Here’s the basic structure:

import hashlib
import math
from typing import List

class CountingBloomFilter:
    def __init__(self, expected_items: int, false_positive_rate: float):
        # Calculate optimal size and hash count
        self.size = self._optimal_size(expected_items, false_positive_rate)
        self.hash_count = self._optimal_hash_count(self.size, expected_items)
        
        # 4-bit counters stored as integers (0-15 range)
        self.counters: List[int] = [0] * self.size
        self.max_counter = 15  # 4-bit maximum
        self.item_count = 0
    
    def _optimal_size(self, n: int, p: float) -> int:
        """Calculate optimal bit array size."""
        m = -(n * math.log(p)) / (math.log(2) ** 2)
        return int(math.ceil(m))
    
    def _optimal_hash_count(self, m: int, n: int) -> int:
        """Calculate optimal number of hash functions."""
        k = (m / n) * math.log(2)
        return int(math.ceil(k))
    
    def _get_positions(self, item: str) -> List[int]:
        """Generate hash positions for an item."""
        positions = []
        for i in range(self.hash_count):
            # Double hashing technique
            hash_input = f"{item}:{i}".encode('utf-8')
            hash_value = int(hashlib.sha256(hash_input).hexdigest(), 16)
            positions.append(hash_value % self.size)
        return positions

The _get_positions method uses double hashing to generate multiple positions from a single hash function. This is more efficient than computing entirely separate hash functions while maintaining good distribution properties.

Core Operations Implementation

The three core operations—insert, delete, and lookup—map directly to counter manipulation. Insert increments, delete decrements, and lookup checks for non-zero values.

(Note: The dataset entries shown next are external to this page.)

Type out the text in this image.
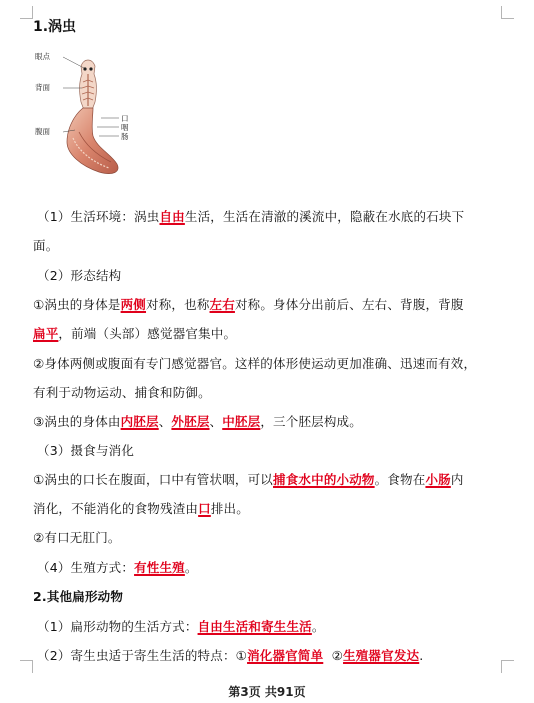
1.涡虫
眼点
背面
腹面
口
咽
肠
（1）生活环境：涡虫自由生活，生活在清澈的溪流中，隐蔽在水底的石块下
面。
（2）形态结构
①涡虫的身体是两侧对称，也称左右对称。身体分出前后、左右、背腹，背腹
扁平，前端（头部）感觉器官集中。
②身体两侧或腹面有专门感觉器官。这样的体形使运动更加准确、迅速而有效，
有利于动物运动、捕食和防御。
③涡虫的身体由内胚层、外胚层、中胚层，三个胚层构成。
（3）摄食与消化
①涡虫的口长在腹面，口中有管状咽，可以捕食水中的小动物。食物在小肠内
消化，不能消化的食物残渣由口排出。
②有口无肛门。
（4）生殖方式：有性生殖。
2.其他扁形动物
（1）扁形动物的生活方式：自由生活和寄生生活。
（2）寄生虫适于寄生生活的特点：①消化器官简单  ②生殖器官发达.
第3页 共91页
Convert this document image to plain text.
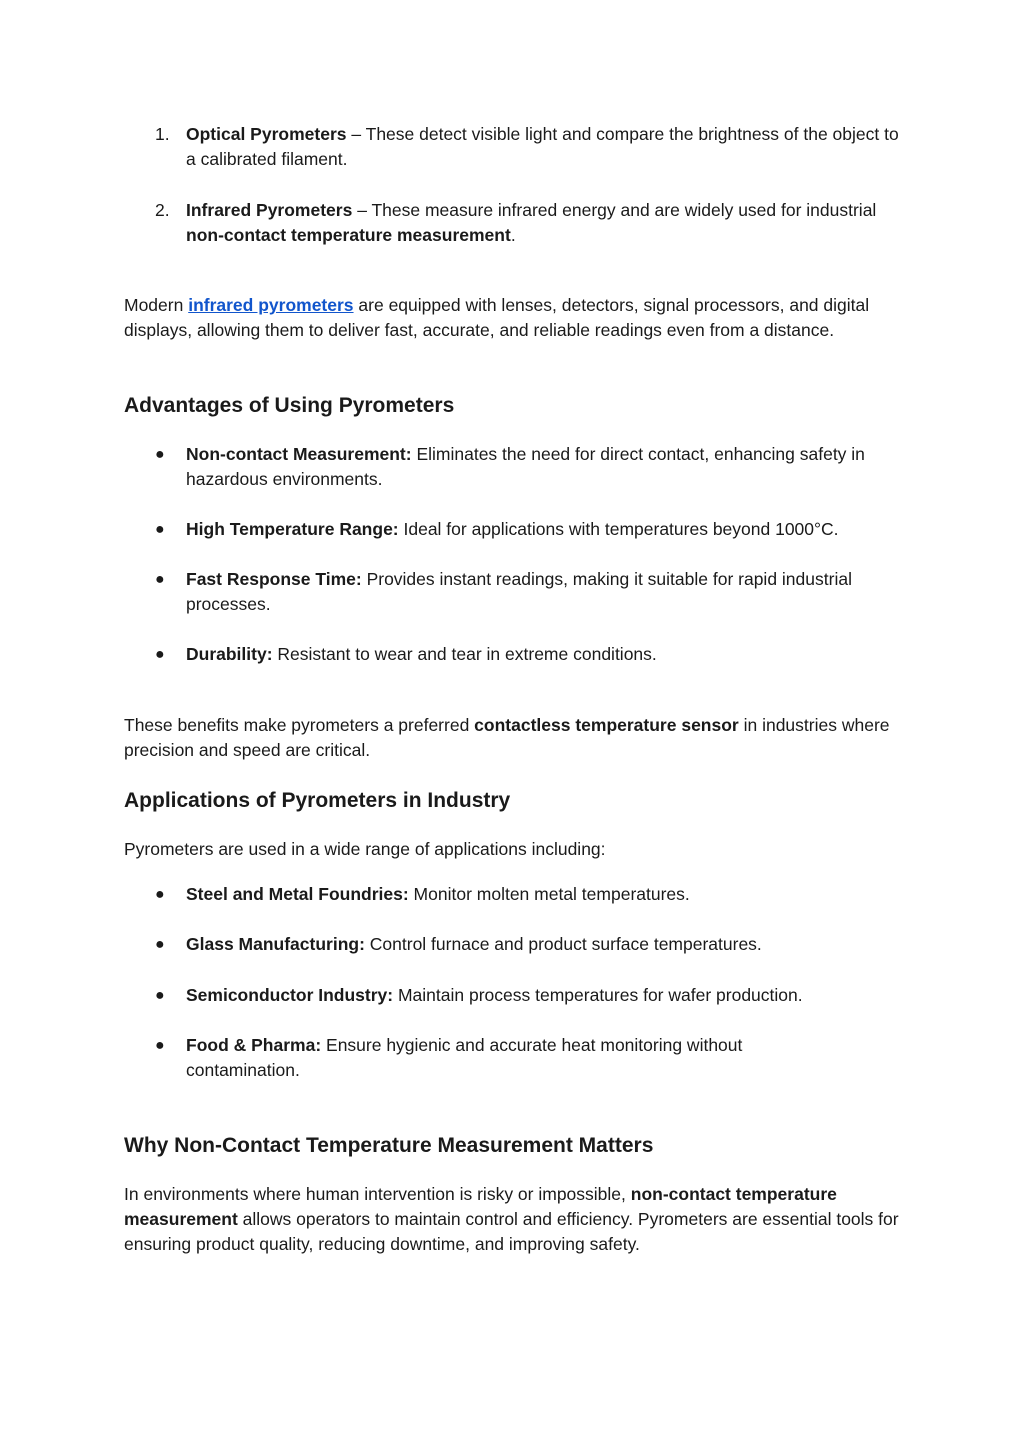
1. Optical Pyrometers – These detect visible light and compare the brightness of the object to a calibrated filament.
2. Infrared Pyrometers – These measure infrared energy and are widely used for industrial non-contact temperature measurement.
Modern infrared pyrometers are equipped with lenses, detectors, signal processors, and digital displays, allowing them to deliver fast, accurate, and reliable readings even from a distance.
Advantages of Using Pyrometers
● Non-contact Measurement: Eliminates the need for direct contact, enhancing safety in hazardous environments.
● High Temperature Range: Ideal for applications with temperatures beyond 1000°C.
● Fast Response Time: Provides instant readings, making it suitable for rapid industrial processes.
● Durability: Resistant to wear and tear in extreme conditions.
These benefits make pyrometers a preferred contactless temperature sensor in industries where precision and speed are critical.
Applications of Pyrometers in Industry
Pyrometers are used in a wide range of applications including:
● Steel and Metal Foundries: Monitor molten metal temperatures.
● Glass Manufacturing: Control furnace and product surface temperatures.
● Semiconductor Industry: Maintain process temperatures for wafer production.
● Food & Pharma: Ensure hygienic and accurate heat monitoring without contamination.
Why Non-Contact Temperature Measurement Matters
In environments where human intervention is risky or impossible, non-contact temperature measurement allows operators to maintain control and efficiency. Pyrometers are essential tools for ensuring product quality, reducing downtime, and improving safety.
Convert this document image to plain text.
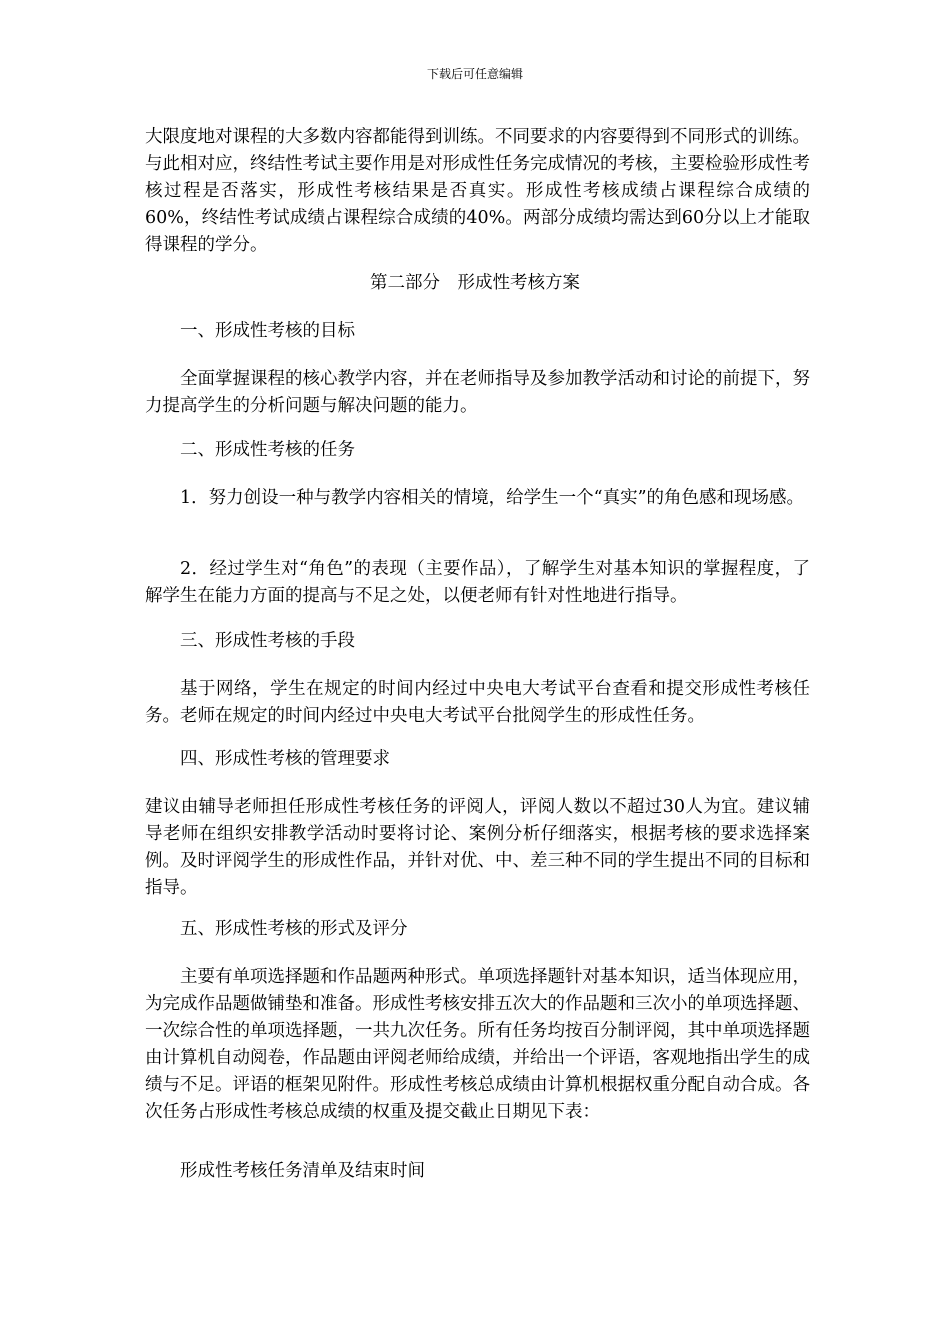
下载后可任意编辑

大限度地对课程的大多数内容都能得到训练。不同要求的内容要得到不同形式的训练。与此相对应，终结性考试主要作用是对形成性任务完成情况的考核，主要检验形成性考核过程是否落实，形成性考核结果是否真实。形成性考核成绩占课程综合成绩的60%，终结性考试成绩占课程综合成绩的40%。两部分成绩均需达到60分以上才能取得课程的学分。

第二部分　形成性考核方案
一、形成性考核的目标

全面掌握课程的核心教学内容，并在老师指导及参加教学活动和讨论的前提下，努力提高学生的分析问题与解决问题的能力。

二、形成性考核的任务

1．努力创设一种与教学内容相关的情境，给学生一个“真实”的角色感和现场感。

2．经过学生对“角色”的表现（主要作品），了解学生对基本知识的掌握程度，了解学生在能力方面的提高与不足之处，以便老师有针对性地进行指导。

三、形成性考核的手段

基于网络，学生在规定的时间内经过中央电大考试平台查看和提交形成性考核任务。老师在规定的时间内经过中央电大考试平台批阅学生的形成性任务。

四、形成性考核的管理要求

建议由辅导老师担任形成性考核任务的评阅人，评阅人数以不超过30人为宜。建议辅导老师在组织安排教学活动时要将讨论、案例分析仔细落实，根据考核的要求选择案例。及时评阅学生的形成性作品，并针对优、中、差三种不同的学生提出不同的目标和指导。

五、形成性考核的形式及评分

主要有单项选择题和作品题两种形式。单项选择题针对基本知识，适当体现应用，为完成作品题做铺垫和准备。形成性考核安排五次大的作品题和三次小的单项选择题、一次综合性的单项选择题，一共九次任务。所有任务均按百分制评阅，其中单项选择题由计算机自动阅卷，作品题由评阅老师给成绩，并给出一个评语，客观地指出学生的成绩与不足。评语的框架见附件。形成性考核总成绩由计算机根据权重分配自动合成。各次任务占形成性考核总成绩的权重及提交截止日期见下表：

形成性考核任务清单及结束时间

def insert(self, item: str) -> bool:
    """
    Insert an item into the filter.
    Returns False if any counter would overflow.
    """
    positions = self._get_positions(item)
    
    # Check for potential overflow before modifying
    for pos in positions:
        if self.counters[pos] >= self.max_counter:
            # Counter saturated - see overflow handling section
            return False
    
    # Safe to increment all positions
    for pos in positions:
        self.counters[pos] += 1
    
    self.item_count += 1
    return True

def delete(self, item: str) -> bool:
    """
    Delete an item from the filter.
    Returns False if item probably doesn't exist (would cause negative counter).
    """
    positions = self._get_positions(item)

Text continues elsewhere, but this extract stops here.